A triumphant announcement by security officials that 55 members of a banned Islamic group had been detained was a sham designed to show that Russia is fighting terrorism, a human rights group said Tuesday.

Only two people have been charged as a result of the raid on a bakery that employs immigrants from Central Asia, and the detainees' alleged membership in any extremist organizations is far from certain, the Memorial human rights group said.

The Federal Security Service announced earlier this month that its agents, working with police, had detained 55 members of Hizb-ut-Tahrir, a secretive Islamic organization banned in Russia and several Central Asian countries. In a statement, the FSB called Hizb-ut-Tahrir a "terrorist organization," although the party renounces violence.

In reality, police rounded up workers at the bakery, wrote down their names and passport numbers and then let most of them go, said Vitaly Ponomaryov, head of Memorial's Central Asia program. About eight people were brought to a police station, and all but two were released within days, he said, citing conversations with those who were freed.

The remaining two, Kyrgyz citizen Alisher Musayev and Tajik citizen Akram Dzhalolov, are accused of illegally possessing explosives and ammunition. Both deny their guilt.

"In essence, the people who are unable to protect us from real terrorism fabricate cases in order to get themselves more stars on their uniforms and build their careers," Ponomaryov said at a news conference.

A duty officer at the FSB said she had no information about the case.

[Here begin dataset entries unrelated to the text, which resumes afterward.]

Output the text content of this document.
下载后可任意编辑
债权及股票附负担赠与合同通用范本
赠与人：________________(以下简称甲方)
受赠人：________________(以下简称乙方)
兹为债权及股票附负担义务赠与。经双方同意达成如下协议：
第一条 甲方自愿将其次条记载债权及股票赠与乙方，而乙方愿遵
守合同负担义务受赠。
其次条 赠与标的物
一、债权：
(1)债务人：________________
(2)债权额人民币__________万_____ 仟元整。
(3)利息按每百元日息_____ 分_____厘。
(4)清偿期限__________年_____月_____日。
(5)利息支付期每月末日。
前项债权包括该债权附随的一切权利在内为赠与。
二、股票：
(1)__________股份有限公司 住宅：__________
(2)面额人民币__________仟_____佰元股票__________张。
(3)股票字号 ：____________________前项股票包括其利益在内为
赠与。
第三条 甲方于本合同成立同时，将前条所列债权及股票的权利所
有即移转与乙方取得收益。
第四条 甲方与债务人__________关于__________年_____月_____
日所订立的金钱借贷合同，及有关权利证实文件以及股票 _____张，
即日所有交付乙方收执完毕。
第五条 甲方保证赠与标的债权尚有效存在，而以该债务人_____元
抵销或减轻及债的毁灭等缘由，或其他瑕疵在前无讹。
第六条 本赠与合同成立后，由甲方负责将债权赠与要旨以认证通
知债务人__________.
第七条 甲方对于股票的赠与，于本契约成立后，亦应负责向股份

However, the FSB's official June 9 statement implies that Musayev and Dzhalolov were the only ones charged. The statement identifies only Musayev and Dzhalolov by name, calls them the "leaders of the cell," and describes the explosives and ammunition allegedly found in their possession. It says the two are under investigation.

The FSB said authorities also found Dzhalolov and Musayev in possession of Hizb-ut-Tahrir pamphlets. The pair's lawyer Vladimir Chumak said additional charges of inflaming ethnic hatred could be brought against them in connection to the pamphlets.

Chumak said both his clients deny their guilt and any connection to Hizb-ut-Tahrir.

"This is the first time they've ever heard of the organization," he said in a telephone interview.

Chumak also suggested the explosives and ammunition may have been planted. For example, police asked Dzhalolov, who lived on the bakery's premises, to point out his bed. They then led him away and brought him back 15 minutes later to show him what they claimed to have found, Chumak said.

Hizb-ut-Tahrir, or the Liberation Party, aims to unite all Muslims under a caliphate ruled by Islamic sharia law. It emerged in the Middle East and spread to Central Asia in the 1990s.